While there are times where I just don’t want to cook at home, there is a compromise I will gladly take on – grilling at a Korean BBQ restaurant!
Entering Cho Sun, I noticed it wasn’t super cozy warm (in fact there were a few space heaters near the entrance!) but as we got seated some hot barley tea helped warm us up. The barley tea has a more cerealy, light flavour than other teas you get – and none of the astringent or bitter tones from black tea. It’s pretty good cold too (something we enjoyed a lot when we went to Japan several years ago)!
The menu is pretty expansive – from lunch special posted on the walls, to cooked dishes, BBQ items, hot pots, and sushi/sashimi. We stuck with a few BBQ items and added an appetizer too.
As is the tradition in Korean restaurants, a series of small plates was presented to us after we put in our order; these are called Banchan, and are a nice showcase of what the restaurant can do (and yes, these are free and you can ask for more – don’t be shy!). These dishes are usually cold and vegetable-based. You’ll likely get something pickled, something sweet, and definitely some kimichi. In the assortment provided here, my favourites were the green salad which had a dressing that was not overly sweet or watery (which is, sadly, often the case elsewhere), and the pickled daikon which were nice and crisp. Chris enjoyed the garlicky seaweed salad and the sweet potatoes (though I found these a bit undercooked and tough).
We also got a few extra small dishes that came with our main: some beef consome soup, which was really excellent with a very strong beef flavour; and some rice (served in the traditional lidded silver container).
Our appetizer were Pan-Fried Dumplings, which were very crispy on the outside and very meaty on the inside. They were great, the dipping sauce was mostly black vinegar, but that worked well to cut through the deep-fried aspects.
For our main course, we ordered a pair of items for grilling. First up – Spicy Pork, which was a really great deal for the price. Very well marinated, this thin-cut meat cooked up very quickly on the grill in the centre of the table. I liked that it wasn’t fatty, but, still had enough marbelling to be very juicy.
Our other main was beef short ribs (or Gal bi). I didn’t think these were quite as good value, though I understand this is a premium cut of meat (especially in Korean cooking), but 3 of the side-cut slabs (2 shown in the picture above) was not as good value as the pork. The beef wasn’t as well marinated either. Still, they were super tasty, and picked up a great char from the grill.
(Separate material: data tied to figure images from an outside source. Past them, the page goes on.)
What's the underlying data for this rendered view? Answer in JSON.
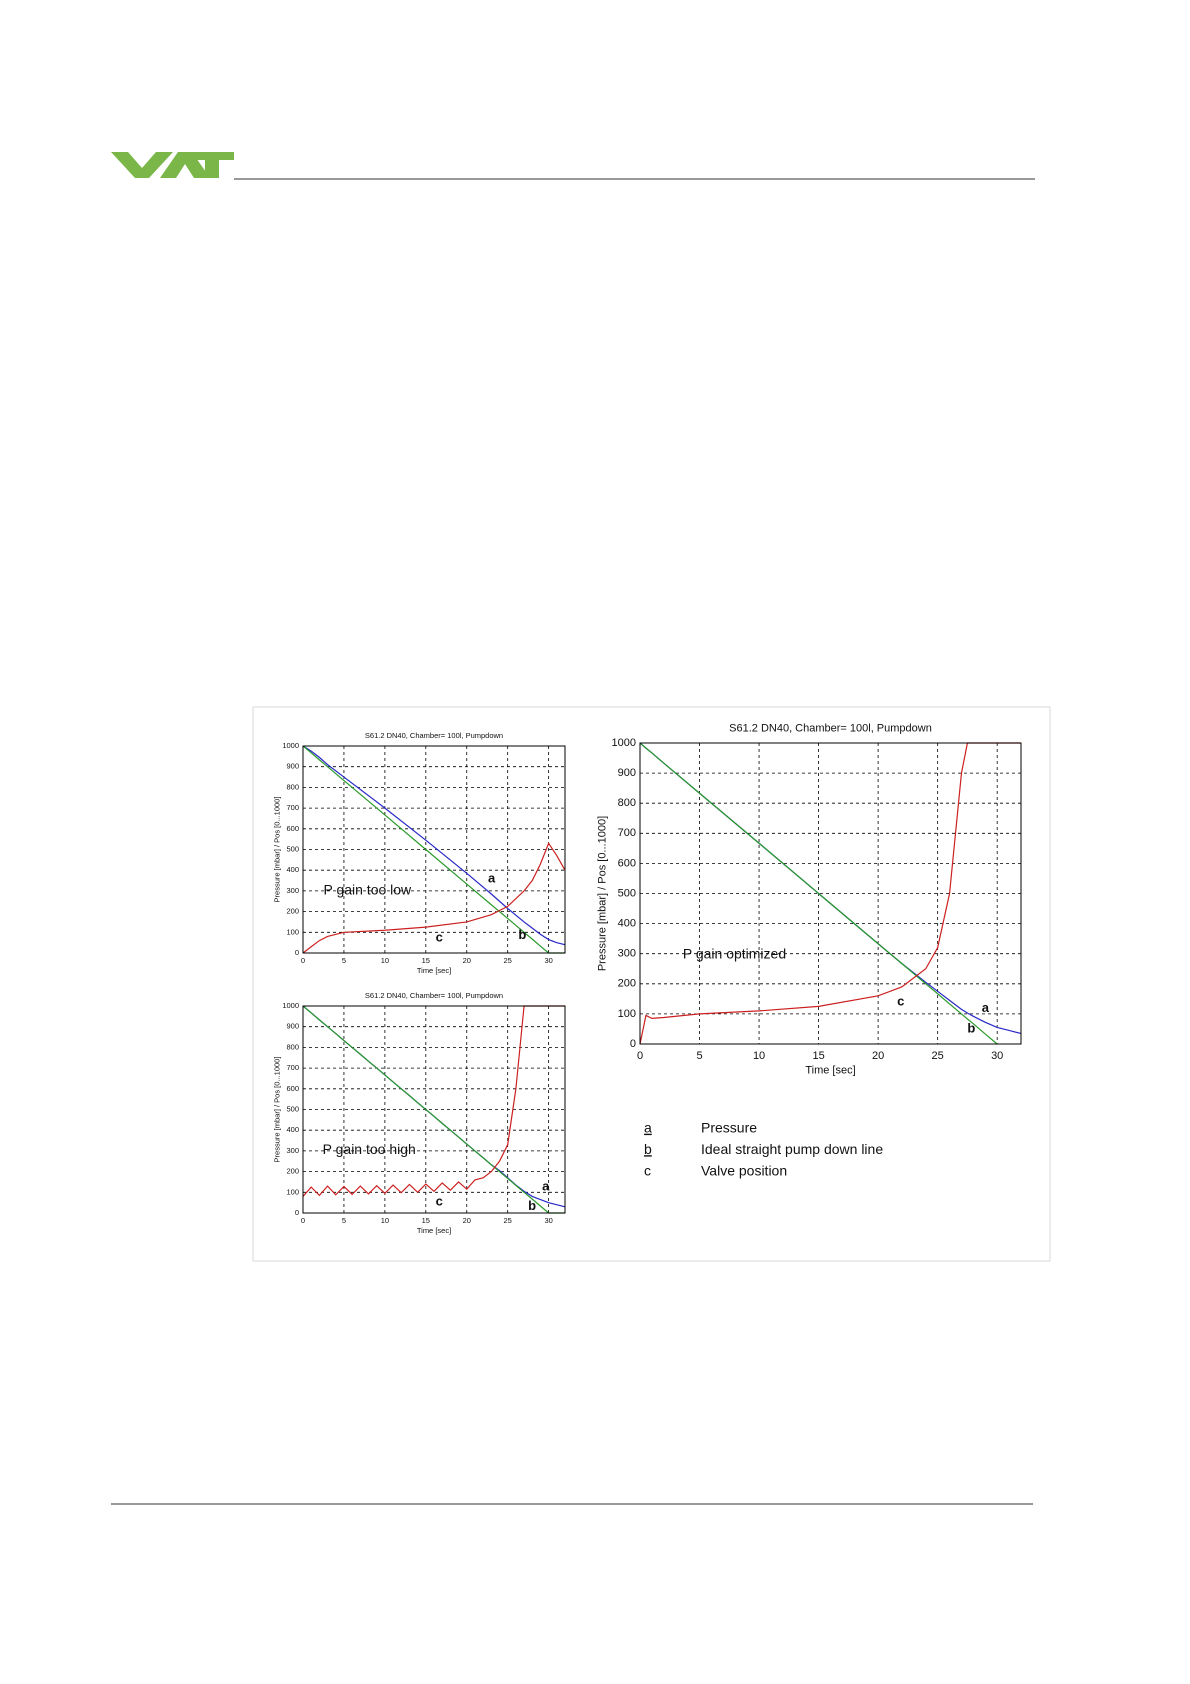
{
  "chart_data": [
    {
      "type": "line",
      "title": "S61.2 DN40, Chamber= 100l, Pumpdown",
      "x_label": "Time [sec]",
      "y_label": "Pressure [mbar] / Pos [0...1000]",
      "annotations": [
        "P gain too low"
      ],
      "x": [
        0,
        1,
        2,
        3,
        5,
        10,
        15,
        20,
        23,
        25,
        27,
        28,
        29,
        30,
        31,
        32
      ],
      "series": [
        {
          "name": "a",
          "color": "#2828c8",
          "values": [
            1000,
            975,
            945,
            910,
            850,
            700,
            545,
            385,
            285,
            215,
            150,
            120,
            90,
            65,
            50,
            40
          ]
        },
        {
          "name": "b",
          "color": "#2a9a2a",
          "values": [
            1000,
            967,
            933,
            900,
            833,
            667,
            500,
            333,
            233,
            167,
            100,
            67,
            33,
            0,
            0,
            0
          ]
        },
        {
          "name": "c",
          "color": "#cc2020",
          "values": [
            0,
            30,
            60,
            80,
            100,
            110,
            125,
            150,
            185,
            225,
            300,
            350,
            430,
            530,
            470,
            400
          ]
        }
      ],
      "xlim": [
        0,
        32
      ],
      "xticks": [
        0,
        5,
        10,
        15,
        20,
        25,
        30
      ],
      "ylim": [
        0,
        1000
      ],
      "yticks": [
        0,
        100,
        200,
        300,
        400,
        500,
        600,
        700,
        800,
        900,
        1000
      ],
      "grid": true
    },
    {
      "type": "line",
      "title": "S61.2 DN40, Chamber= 100l, Pumpdown",
      "x_label": "Time [sec]",
      "y_label": "Pressure [mbar] / Pos [0...1000]",
      "annotations": [
        "P gain too high"
      ],
      "x": [
        0,
        1,
        2,
        3,
        4,
        5,
        6,
        7,
        8,
        9,
        10,
        11,
        12,
        13,
        14,
        15,
        16,
        17,
        18,
        19,
        20,
        21,
        22,
        23,
        24,
        25,
        26,
        27,
        28,
        30,
        32
      ],
      "series": [
        {
          "name": "a",
          "color": "#2828c8",
          "values": [
            1000,
            967,
            933,
            900,
            867,
            833,
            800,
            767,
            733,
            700,
            667,
            633,
            600,
            567,
            533,
            500,
            467,
            433,
            400,
            367,
            333,
            300,
            267,
            233,
            205,
            170,
            135,
            105,
            80,
            50,
            30
          ]
        },
        {
          "name": "b",
          "color": "#2a9a2a",
          "values": [
            1000,
            967,
            933,
            900,
            867,
            833,
            800,
            767,
            733,
            700,
            667,
            633,
            600,
            567,
            533,
            500,
            467,
            433,
            400,
            367,
            333,
            300,
            267,
            233,
            200,
            167,
            133,
            100,
            67,
            0,
            0
          ]
        },
        {
          "name": "c",
          "color": "#cc2020",
          "values": [
            80,
            125,
            85,
            130,
            88,
            128,
            90,
            130,
            92,
            132,
            95,
            135,
            98,
            138,
            100,
            140,
            105,
            145,
            110,
            150,
            115,
            160,
            170,
            200,
            250,
            330,
            600,
            1000,
            1000,
            1000,
            1000
          ]
        }
      ],
      "xlim": [
        0,
        32
      ],
      "xticks": [
        0,
        5,
        10,
        15,
        20,
        25,
        30
      ],
      "ylim": [
        0,
        1000
      ],
      "yticks": [
        0,
        100,
        200,
        300,
        400,
        500,
        600,
        700,
        800,
        900,
        1000
      ],
      "grid": true
    },
    {
      "type": "line",
      "title": "S61.2 DN40, Chamber= 100l, Pumpdown",
      "x_label": "Time [sec]",
      "y_label": "Pressure [mbar] / Pos [0...1000]",
      "annotations": [
        "P gain optimized"
      ],
      "x": [
        0,
        0.5,
        1,
        2,
        5,
        10,
        15,
        20,
        22,
        24,
        25,
        26,
        27,
        27.5,
        28,
        29,
        30,
        31,
        32
      ],
      "series": [
        {
          "name": "a",
          "color": "#2828c8",
          "values": [
            1000,
            983,
            967,
            933,
            833,
            667,
            500,
            333,
            267,
            205,
            175,
            145,
            115,
            103,
            92,
            72,
            55,
            45,
            35
          ]
        },
        {
          "name": "b",
          "color": "#2a9a2a",
          "values": [
            1000,
            983,
            967,
            933,
            833,
            667,
            500,
            333,
            267,
            200,
            167,
            133,
            100,
            83,
            67,
            33,
            0,
            null,
            null
          ]
        },
        {
          "name": "c",
          "color": "#cc2020",
          "values": [
            0,
            95,
            85,
            88,
            100,
            110,
            125,
            160,
            190,
            250,
            320,
            500,
            900,
            1000,
            1000,
            1000,
            1000,
            1000,
            1000
          ]
        }
      ],
      "xlim": [
        0,
        32
      ],
      "xticks": [
        0,
        5,
        10,
        15,
        20,
        25,
        30
      ],
      "ylim": [
        0,
        1000
      ],
      "yticks": [
        0,
        100,
        200,
        300,
        400,
        500,
        600,
        700,
        800,
        900,
        1000
      ],
      "grid": true
    }
  ],
  "legend": [
    {
      "key": "a",
      "label": "Pressure"
    },
    {
      "key": "b",
      "label": "Ideal straight pump down line"
    },
    {
      "key": "c",
      "label": "Valve position"
    }
  ]
}
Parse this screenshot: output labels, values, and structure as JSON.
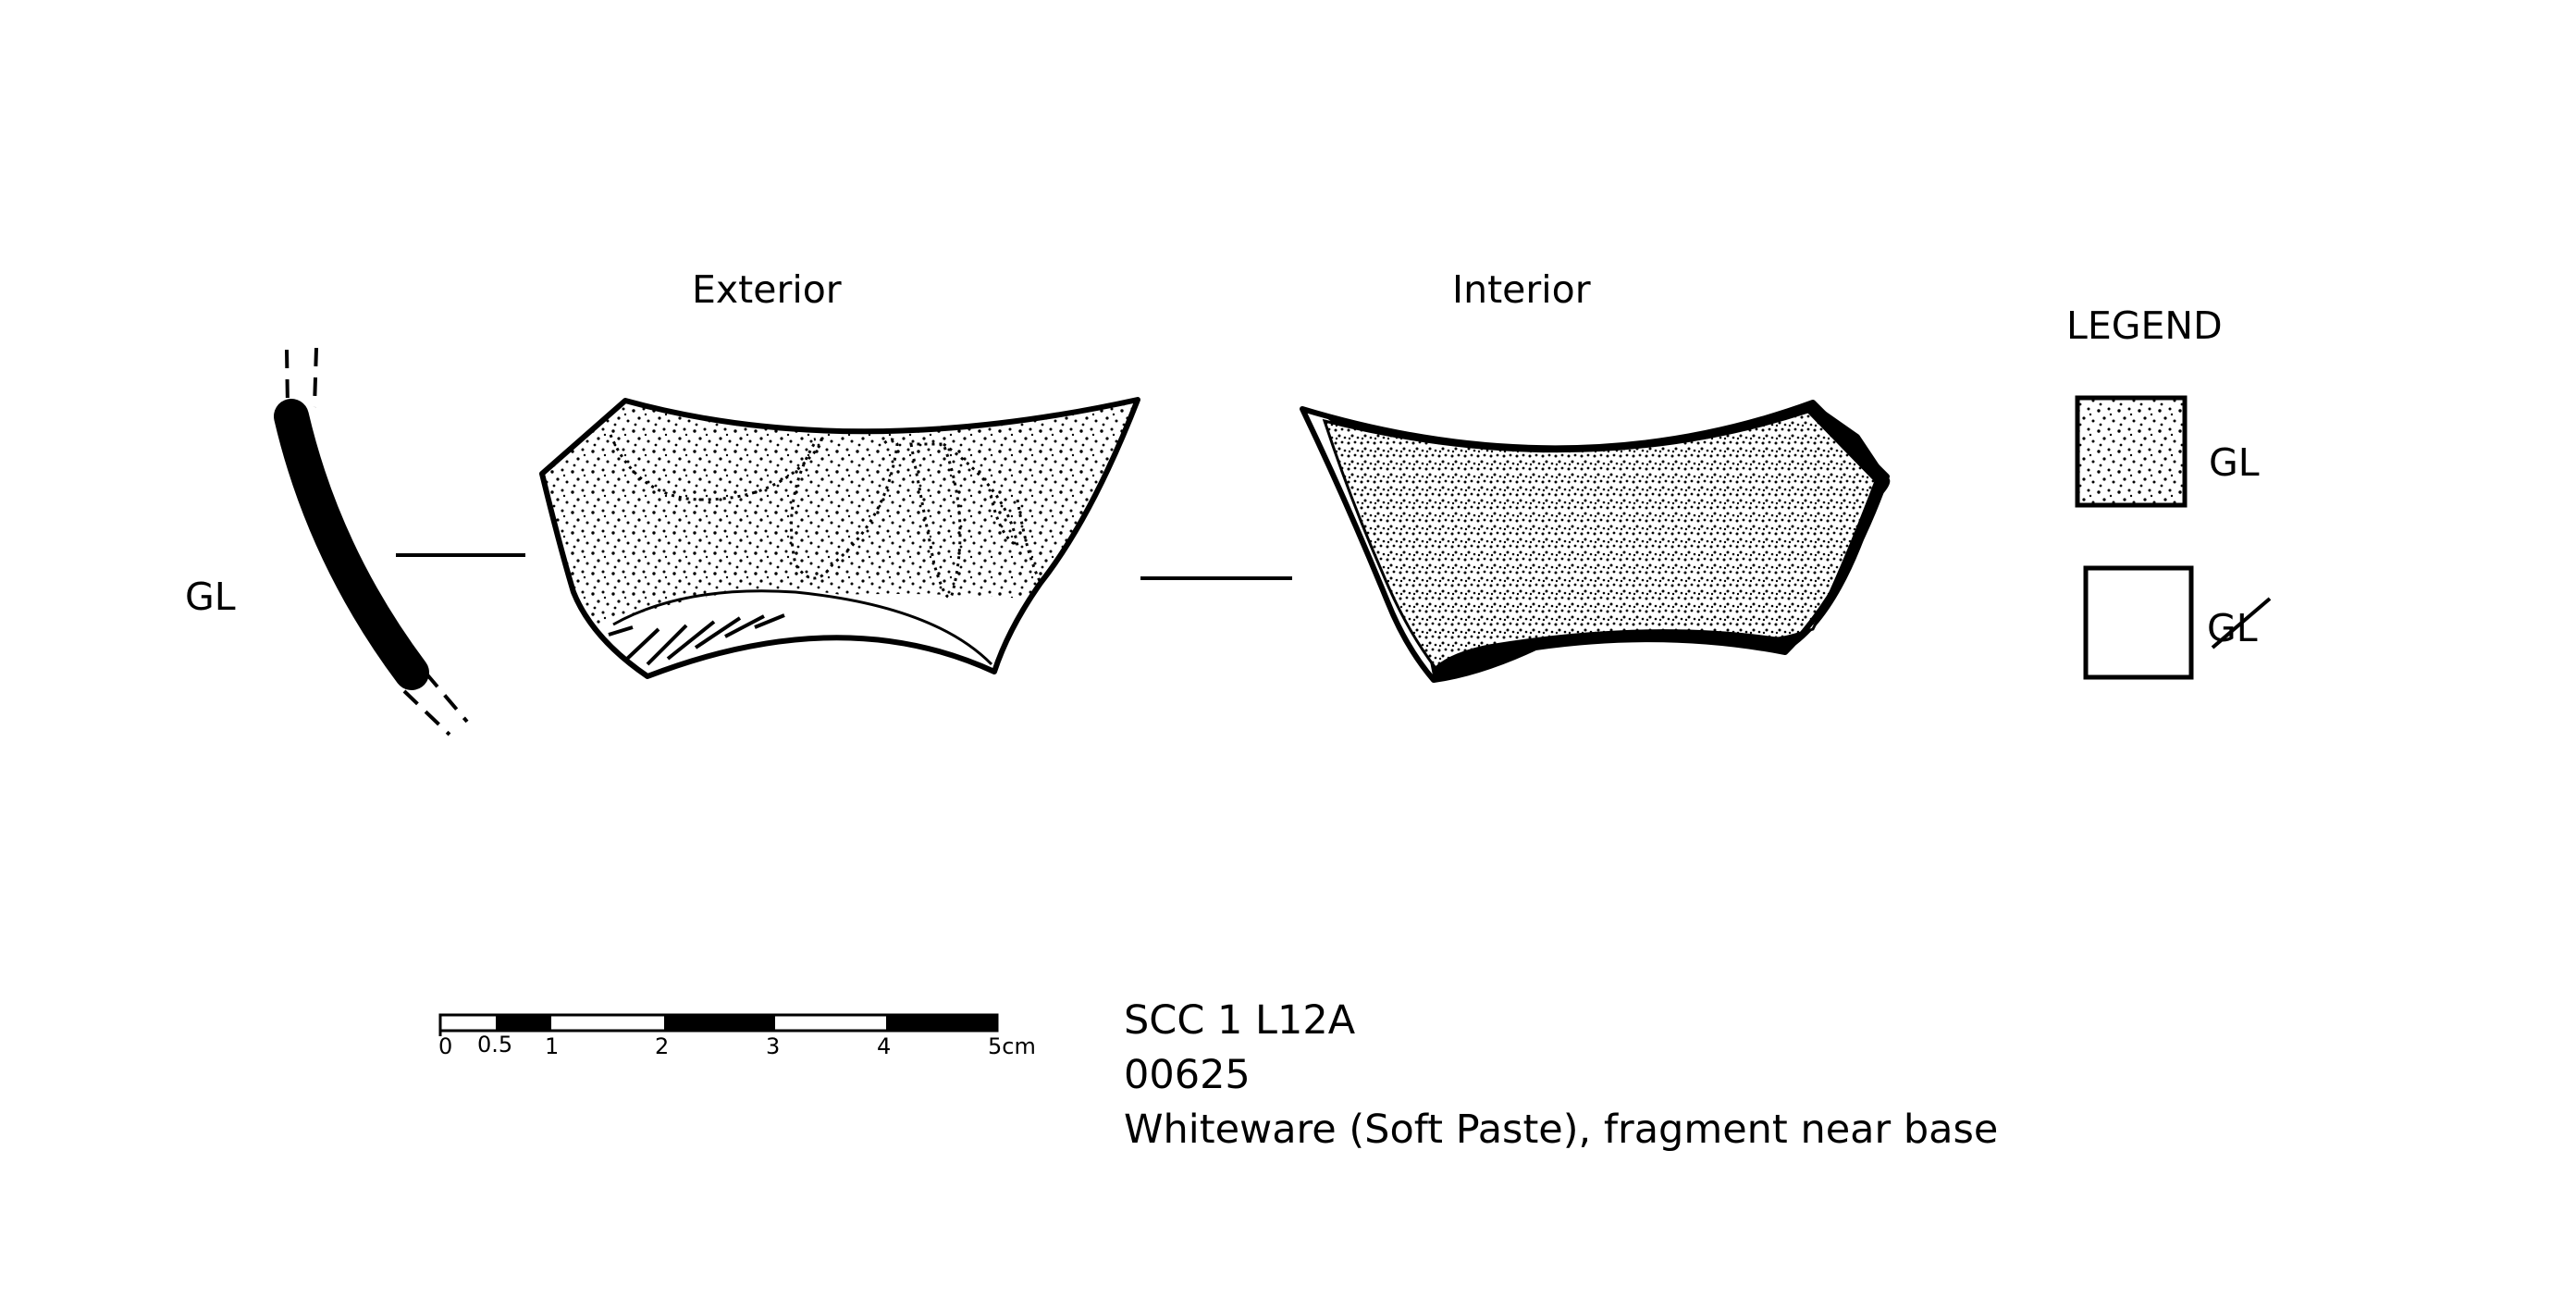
{
  "views": {
    "exterior": "Exterior",
    "interior": "Interior"
  },
  "profile_label": "GL",
  "legend": {
    "title": "LEGEND",
    "items": [
      {
        "label": "GL",
        "fill": "stippled",
        "meaning": "glazed"
      },
      {
        "label": "GL",
        "fill": "blank",
        "meaning": "unglazed (struck through)"
      }
    ]
  },
  "scale_bar": {
    "ticks": [
      "0",
      "0.5",
      "1",
      "2",
      "3",
      "4",
      "5cm"
    ]
  },
  "caption": {
    "context": "SCC 1 L12A",
    "number": "00625",
    "description": "Whiteware (Soft Paste), fragment near base"
  },
  "colors": {
    "ink": "#000000",
    "paper": "#ffffff"
  }
}
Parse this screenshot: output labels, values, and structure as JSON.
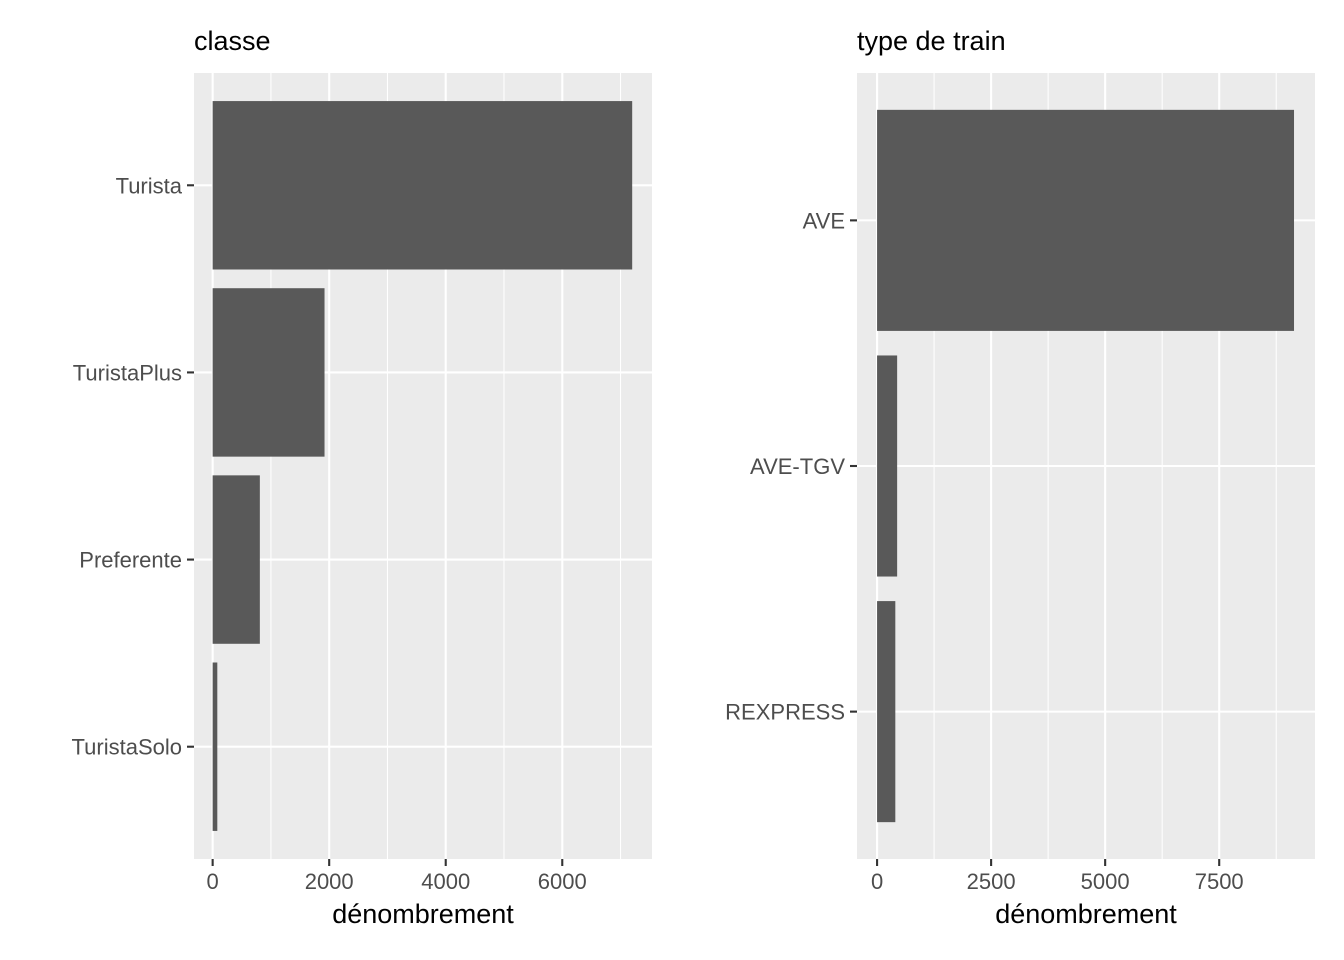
{
  "chart_data": [
    {
      "type": "bar",
      "orientation": "horizontal",
      "title": "classe",
      "xlabel": "dénombrement",
      "ylabel": "",
      "categories": [
        "Turista",
        "TuristaPlus",
        "Preferente",
        "TuristaSolo"
      ],
      "values": [
        7200,
        1920,
        810,
        80
      ],
      "xlim": [
        -320,
        7540
      ],
      "xticks": [
        0,
        2000,
        4000,
        6000
      ],
      "xtick_labels": [
        "0",
        "2000",
        "4000",
        "6000"
      ],
      "grid": true,
      "bar_color": "#595959",
      "panel_color": "#ebebeb"
    },
    {
      "type": "bar",
      "orientation": "horizontal",
      "title": "type de train",
      "xlabel": "dénombrement",
      "ylabel": "",
      "categories": [
        "AVE",
        "AVE-TGV",
        "REXPRESS"
      ],
      "values": [
        9140,
        440,
        400
      ],
      "xlim": [
        -440,
        9600
      ],
      "xticks": [
        0,
        2500,
        5000,
        7500
      ],
      "xtick_labels": [
        "0",
        "2500",
        "5000",
        "7500"
      ],
      "grid": true,
      "bar_color": "#595959",
      "panel_color": "#ebebeb"
    }
  ]
}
We chose to add on the lettuce service, which was not free – in fact, unlike other restaurants, the refill of lettuce was also charged ($1.50 for our “half refill”). I still enjoyed having the lettuce to wrap up the beef, and I also enjoy grilling the garlic and using the fermented bean paste with the wraps.
After all this grilling, I should show you a picture of the inside of the restaurant – you can imagine it gets a little smokey in there! There are big vents (or, as Chris calls them; “Fume hoods”) over each table, but despite this, you’ll still leave smelling like delicious Korean BBQ.
Service was very attentive and friendly – we did get quite a few expensive items, so, perhaps next time we’ll share a hot pot, or just pick one meat and get some Japchae noodles or Be Bim Bop rice to split too to keep the price down. I’d definitely like to see what a lunch is like as they were advertising very good priced combos on posters everywhere. We’ll be back!